Non si nasce donne, si diventa – parola di Simone de Beauvoir
Nel corso dell’’800 le donne acquistano un’ulteriore consapevolezza della propria condizione, nacquero i primi movimenti femministi che rivendicarono in particolare il diritto al voto e il riconoscimento della parità tra uomo e donna. Le lotte politiche di stampo rivoluzionario, iniziate nel Regno Unito e negli USA, si diffusero nel giro di qualche decennio in tutta Europa, dove esplose nel ‘900 la seconda ondata di femminismo, che ha portato alla conquista di numerosi diritti come quello all’aborto, al divorzio e all’autodeterminazione.
Ringraziamo Harriet Taylor, che in questo processo di emancipazione cercò di imporre all’attenzione del dibattito politico e filosofico la condizione di dominio subito dalle donne nelle famiglie e società; era convinta che l’emancipazione cominciasse dalla parità giuridica (e il tempo le ha dato ragione).
Simone de Beauvoir, esponente del movimento femminista differenzialista, fu il punto di riferimento per le generazioni femminili che fecero il ‘68 francese.
Industrializzazione e urbanesimo: donne si va in fabbrica!
È in questo momento storico che si assiste ad una forte migrazione dalle aree rurali verso i centri urbani, alla ricerca di nuovi lavori offerti dalle fabbriche. Anche le donne entrano a far parte della forza lavoro delle industrie, in particolar modo di quella tessile, contribuendo così al sostentamento economico della famiglia, pur con un salario inferiore rispetto a quello degli uomini.
Lo scoppio della Grande Guerra: donne, al lavoro!
Con la Prima Guerra Mondiale le donne hanno avuto l’occasione di muovere i primi passi verso l’emancipazione e una parificazione dei diritti. Durante la guerra le donne hanno sperimentato per la prima volta un distacco dalle figure maschili. Padri, mariti e figli erano partiti per il fronte e la popolazione femminile per la prima volta si trova a gestire delle proprietà e a dover cercare un’occupazione per il mantenimento della famiglia.
Il secondo dopoguerra: “Girls, We Can Do It!”

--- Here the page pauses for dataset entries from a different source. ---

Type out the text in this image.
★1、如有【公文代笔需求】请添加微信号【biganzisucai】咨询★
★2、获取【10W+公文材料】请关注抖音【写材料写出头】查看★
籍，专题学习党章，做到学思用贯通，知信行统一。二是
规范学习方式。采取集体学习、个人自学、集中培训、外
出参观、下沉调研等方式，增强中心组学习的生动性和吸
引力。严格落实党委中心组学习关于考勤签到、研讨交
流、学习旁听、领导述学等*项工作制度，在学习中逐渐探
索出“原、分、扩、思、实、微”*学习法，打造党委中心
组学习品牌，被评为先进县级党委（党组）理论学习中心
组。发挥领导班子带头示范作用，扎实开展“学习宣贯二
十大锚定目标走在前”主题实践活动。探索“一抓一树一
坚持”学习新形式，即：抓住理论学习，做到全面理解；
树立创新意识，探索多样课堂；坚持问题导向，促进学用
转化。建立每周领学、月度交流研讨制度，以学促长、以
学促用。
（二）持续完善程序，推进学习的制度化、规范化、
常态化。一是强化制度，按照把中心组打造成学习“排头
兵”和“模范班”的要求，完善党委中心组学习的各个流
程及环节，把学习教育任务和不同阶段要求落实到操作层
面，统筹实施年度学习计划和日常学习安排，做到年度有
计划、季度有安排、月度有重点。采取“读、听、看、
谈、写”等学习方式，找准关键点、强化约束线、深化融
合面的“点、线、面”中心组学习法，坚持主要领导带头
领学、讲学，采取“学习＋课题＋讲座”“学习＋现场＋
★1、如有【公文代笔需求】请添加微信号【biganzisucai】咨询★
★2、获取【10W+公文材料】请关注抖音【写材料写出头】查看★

A partire dalla fine della Seconda Guerra Mondiale le donne italiane cominciarono a battersi per i propri diritti e la propria libertà, iniziando così ad ottenere i loro primi riconoscimenti. Il 2 giugno 1946 ottennero il diritto al voto e nel 1948 con l’entrata in vigore della Costituzione Italiana, vennero sanciti alcuni principi fondamentali in tema di parità di diritti tra uomo e donna.
Queste nuove concessioni non erano viste positivamente da molti, e per questo furono per lungo tempo disattese.

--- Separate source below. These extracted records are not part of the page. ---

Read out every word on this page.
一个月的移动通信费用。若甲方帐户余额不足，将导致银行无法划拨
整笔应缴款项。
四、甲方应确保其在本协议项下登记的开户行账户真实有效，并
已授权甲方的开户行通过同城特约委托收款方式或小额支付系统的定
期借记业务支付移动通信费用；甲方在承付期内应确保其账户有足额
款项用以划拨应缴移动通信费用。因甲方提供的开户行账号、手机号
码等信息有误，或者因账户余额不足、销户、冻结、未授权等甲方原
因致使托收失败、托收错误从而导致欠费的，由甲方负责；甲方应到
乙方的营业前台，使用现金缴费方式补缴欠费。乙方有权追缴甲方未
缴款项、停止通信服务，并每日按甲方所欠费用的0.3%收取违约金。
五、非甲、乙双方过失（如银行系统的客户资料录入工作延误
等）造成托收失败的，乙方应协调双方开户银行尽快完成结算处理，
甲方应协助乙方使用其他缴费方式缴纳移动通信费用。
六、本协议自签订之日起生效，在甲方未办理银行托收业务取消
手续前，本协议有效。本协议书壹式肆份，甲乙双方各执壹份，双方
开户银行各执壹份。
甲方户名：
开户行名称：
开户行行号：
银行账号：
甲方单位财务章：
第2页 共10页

1968: émancipation, nous l’avons!
A partire dal ‘68 si diffonde in Italia la seconda ondata del moto femminista. Ricordiamo, le prime rivendicazioni femministe risalgono all’Ottocento, quando i movimenti rivoluzionari erano guidati dal desiderio di emancipazione. Nel Novecento, invece, quello che si vuole ottenere è una parità dei diritti, il rispetto degli stessi e l’affermazione di una propria identità femminile.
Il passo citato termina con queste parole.